The answer is simple on the surface, but far more complex the deeper one looks.

Basically, taxpayers whose property is assessed locally have been making up for a significant drop in the taxable values of those who are assessed by the state.

Significant means a $475 million drop in the State Tax Commission's taxable valuation of the county's top ten taxpayers since 2008.

According to figures provided by the County Treasurer, the top ten were valued at $1.36 billion in 2008, and $888 million in 2011. The tax amount was $12 million in 2008 versus $10.17 million in 2011.

There are a few different companies on the 2008 and 2011 lists, but all are involved in the utility, rail transportation and energy production sectors.

Without singling out any particular company, the drop in overall county taxable value went from roughly $2.3 billion in 2008 to $1.9 billion in 2011.

Nevertheless, the county's property taxing entities have gotten by. Total charged taxes in 2008 were about $21.4 million and $21.8 million last year, an increase of slightly less than 2 percent.

That's possible because, as County Commission Mike Milovich explained it, "The loss (in state assessed value) has been passed on to you and me. There's a shifting in the tax burden."

County Clerk/Auditor Robert Pero said that the county is allowed to collect an amount each year equal to the previous year plus any additional revenue that can be attributed to growth in the tax base.

By staying within its certified tax rate, the county can adjust, which it has done.

Commissioner John Jones, who has been named chair of the Utah Association of Counties new Centrally Assessed Property Committee, said that the ability to adjust for changing valuations gives local governments a measure of stability.

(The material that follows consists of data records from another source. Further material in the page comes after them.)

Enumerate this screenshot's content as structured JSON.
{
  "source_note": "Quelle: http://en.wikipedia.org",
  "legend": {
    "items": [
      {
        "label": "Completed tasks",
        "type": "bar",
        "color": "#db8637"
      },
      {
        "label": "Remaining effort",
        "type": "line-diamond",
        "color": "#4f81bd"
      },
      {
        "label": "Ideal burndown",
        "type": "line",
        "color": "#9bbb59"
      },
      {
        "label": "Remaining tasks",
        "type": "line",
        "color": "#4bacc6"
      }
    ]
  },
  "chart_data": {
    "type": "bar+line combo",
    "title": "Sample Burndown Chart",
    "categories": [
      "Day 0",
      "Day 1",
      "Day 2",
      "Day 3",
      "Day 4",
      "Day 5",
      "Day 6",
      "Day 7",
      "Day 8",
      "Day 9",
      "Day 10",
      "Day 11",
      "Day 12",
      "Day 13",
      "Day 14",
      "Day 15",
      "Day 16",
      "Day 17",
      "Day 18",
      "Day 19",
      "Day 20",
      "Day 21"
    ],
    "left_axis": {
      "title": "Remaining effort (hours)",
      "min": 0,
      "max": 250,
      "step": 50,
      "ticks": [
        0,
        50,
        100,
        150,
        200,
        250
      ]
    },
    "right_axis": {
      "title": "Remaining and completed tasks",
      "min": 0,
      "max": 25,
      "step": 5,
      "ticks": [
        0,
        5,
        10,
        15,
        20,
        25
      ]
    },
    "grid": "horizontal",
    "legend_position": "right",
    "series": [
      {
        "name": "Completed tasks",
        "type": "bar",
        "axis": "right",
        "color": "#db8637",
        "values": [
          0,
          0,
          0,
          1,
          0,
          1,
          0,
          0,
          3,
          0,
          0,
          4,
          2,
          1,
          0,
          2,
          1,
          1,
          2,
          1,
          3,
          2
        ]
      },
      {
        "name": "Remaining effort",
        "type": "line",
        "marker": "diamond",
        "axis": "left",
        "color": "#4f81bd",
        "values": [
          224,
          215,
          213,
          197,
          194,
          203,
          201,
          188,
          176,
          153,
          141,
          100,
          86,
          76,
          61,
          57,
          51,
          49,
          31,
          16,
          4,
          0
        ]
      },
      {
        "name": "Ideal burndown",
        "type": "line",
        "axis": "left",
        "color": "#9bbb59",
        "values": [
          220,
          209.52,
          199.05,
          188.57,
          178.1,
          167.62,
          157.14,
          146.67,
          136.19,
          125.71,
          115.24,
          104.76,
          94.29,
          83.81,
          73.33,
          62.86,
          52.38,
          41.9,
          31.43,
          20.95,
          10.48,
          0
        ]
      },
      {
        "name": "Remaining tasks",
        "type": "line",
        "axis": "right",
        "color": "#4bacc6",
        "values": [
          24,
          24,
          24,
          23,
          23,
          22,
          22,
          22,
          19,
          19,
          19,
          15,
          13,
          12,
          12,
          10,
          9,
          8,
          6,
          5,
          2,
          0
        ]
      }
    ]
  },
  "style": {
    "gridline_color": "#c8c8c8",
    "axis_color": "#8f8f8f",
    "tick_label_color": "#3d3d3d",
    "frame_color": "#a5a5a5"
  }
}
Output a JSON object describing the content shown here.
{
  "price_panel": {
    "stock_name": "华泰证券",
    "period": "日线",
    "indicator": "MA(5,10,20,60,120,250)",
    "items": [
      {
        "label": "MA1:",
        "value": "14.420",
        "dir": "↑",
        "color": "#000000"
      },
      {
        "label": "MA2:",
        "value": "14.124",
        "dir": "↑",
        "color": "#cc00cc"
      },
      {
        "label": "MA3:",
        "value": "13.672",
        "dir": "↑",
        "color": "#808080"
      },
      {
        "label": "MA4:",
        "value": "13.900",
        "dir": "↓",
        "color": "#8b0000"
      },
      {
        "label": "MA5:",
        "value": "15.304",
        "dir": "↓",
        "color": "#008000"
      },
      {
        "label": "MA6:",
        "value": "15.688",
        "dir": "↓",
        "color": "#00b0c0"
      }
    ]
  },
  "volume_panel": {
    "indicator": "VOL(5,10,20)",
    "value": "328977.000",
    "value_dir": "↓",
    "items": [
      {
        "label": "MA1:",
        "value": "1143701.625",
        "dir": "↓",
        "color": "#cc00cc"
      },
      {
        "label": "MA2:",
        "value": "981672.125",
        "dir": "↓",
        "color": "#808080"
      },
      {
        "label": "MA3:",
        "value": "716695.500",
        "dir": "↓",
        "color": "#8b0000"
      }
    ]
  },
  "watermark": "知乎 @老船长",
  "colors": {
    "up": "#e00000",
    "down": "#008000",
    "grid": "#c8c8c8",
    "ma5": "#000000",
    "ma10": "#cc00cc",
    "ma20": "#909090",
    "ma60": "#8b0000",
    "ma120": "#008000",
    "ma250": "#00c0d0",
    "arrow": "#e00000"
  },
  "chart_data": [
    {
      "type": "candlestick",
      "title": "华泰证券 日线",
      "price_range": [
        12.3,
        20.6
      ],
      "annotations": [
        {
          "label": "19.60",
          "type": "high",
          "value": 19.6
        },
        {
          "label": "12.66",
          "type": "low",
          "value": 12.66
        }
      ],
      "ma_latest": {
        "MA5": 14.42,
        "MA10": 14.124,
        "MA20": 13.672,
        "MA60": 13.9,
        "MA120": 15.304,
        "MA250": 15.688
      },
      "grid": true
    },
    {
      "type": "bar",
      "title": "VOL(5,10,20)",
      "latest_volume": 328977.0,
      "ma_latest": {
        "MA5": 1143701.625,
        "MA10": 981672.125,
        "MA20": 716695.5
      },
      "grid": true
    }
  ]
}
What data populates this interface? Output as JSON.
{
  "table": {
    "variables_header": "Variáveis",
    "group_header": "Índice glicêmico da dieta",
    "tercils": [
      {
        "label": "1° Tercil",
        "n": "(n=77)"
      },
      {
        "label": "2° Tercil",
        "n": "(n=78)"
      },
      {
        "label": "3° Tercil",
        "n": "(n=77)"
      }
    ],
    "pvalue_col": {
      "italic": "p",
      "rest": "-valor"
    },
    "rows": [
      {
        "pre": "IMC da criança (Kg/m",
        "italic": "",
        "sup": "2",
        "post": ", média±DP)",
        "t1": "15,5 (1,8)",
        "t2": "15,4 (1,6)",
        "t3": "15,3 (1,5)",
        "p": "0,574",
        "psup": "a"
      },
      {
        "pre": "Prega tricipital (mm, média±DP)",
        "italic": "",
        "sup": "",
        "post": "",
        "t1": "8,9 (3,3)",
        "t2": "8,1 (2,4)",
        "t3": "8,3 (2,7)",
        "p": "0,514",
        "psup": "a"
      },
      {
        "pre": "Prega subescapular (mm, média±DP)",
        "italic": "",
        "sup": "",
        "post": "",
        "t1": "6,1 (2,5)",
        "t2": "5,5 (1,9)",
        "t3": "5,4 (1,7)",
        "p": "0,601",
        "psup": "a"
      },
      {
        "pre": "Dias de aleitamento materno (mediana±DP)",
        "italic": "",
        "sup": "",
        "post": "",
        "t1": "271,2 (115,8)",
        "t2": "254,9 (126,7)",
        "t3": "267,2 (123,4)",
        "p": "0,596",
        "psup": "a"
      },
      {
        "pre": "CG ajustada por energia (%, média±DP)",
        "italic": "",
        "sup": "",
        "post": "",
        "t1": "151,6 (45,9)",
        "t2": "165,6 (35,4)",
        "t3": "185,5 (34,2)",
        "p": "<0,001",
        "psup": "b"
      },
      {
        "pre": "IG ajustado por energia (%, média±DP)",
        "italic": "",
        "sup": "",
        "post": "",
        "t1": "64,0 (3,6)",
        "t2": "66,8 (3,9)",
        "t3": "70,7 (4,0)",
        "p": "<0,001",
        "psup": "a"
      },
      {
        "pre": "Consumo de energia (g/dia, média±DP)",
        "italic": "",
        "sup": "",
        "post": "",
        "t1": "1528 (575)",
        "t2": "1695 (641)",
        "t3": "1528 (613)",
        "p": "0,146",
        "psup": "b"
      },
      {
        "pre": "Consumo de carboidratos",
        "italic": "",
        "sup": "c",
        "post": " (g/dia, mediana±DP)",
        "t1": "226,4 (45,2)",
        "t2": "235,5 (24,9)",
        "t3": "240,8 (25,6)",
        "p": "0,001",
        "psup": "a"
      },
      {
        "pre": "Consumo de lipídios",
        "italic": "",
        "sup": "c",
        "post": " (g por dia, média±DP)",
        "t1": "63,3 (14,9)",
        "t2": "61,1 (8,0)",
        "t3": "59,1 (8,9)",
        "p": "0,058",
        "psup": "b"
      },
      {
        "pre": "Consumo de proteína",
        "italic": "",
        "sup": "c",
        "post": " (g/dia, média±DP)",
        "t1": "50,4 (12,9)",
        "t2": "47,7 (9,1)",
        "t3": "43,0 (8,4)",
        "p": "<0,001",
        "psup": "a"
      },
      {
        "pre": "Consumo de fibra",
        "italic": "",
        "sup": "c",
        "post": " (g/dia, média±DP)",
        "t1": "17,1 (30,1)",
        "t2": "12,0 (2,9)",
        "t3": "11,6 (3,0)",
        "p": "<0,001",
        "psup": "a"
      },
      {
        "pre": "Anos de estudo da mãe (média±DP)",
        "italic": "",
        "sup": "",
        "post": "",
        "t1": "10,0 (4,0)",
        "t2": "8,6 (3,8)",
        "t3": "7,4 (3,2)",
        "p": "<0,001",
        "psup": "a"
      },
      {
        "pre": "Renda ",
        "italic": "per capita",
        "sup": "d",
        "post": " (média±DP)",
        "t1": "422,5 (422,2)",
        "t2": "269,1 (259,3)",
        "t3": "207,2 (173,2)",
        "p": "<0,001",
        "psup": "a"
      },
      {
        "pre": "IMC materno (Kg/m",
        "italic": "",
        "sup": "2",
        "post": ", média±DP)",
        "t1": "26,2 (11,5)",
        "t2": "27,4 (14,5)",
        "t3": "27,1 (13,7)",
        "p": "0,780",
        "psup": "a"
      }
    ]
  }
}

That's especially important to bond holders and potential buyers, he added.

Both commissioners and the the clerk/auditor all used the word "complicated" to describe the state's method of setting values.

The Sun Advocate verified that by visiting the state website outlining the methodology: it includes such things as corporate capital structure, risk premiums inferred from market prices of stocks and bonds and other measures beyond the time and space of this newspaper can commit.

Basically, however, the underlying theme is that the value of industrial property is not the same as the value of a home simply because that sort of property is used to make money, not to live in.

If real or projected revenue goes up or down for any reason, the value of the asset follows. Assets also depreciate and deplete over time.

Jones said he is still getting up to speed on the issues of centrally assessed properties and will have more to say as he does more research.

Milovich, meanwhile, stated that from the perspective of local governments, the state's handling of the central assessments has been "less than favorable."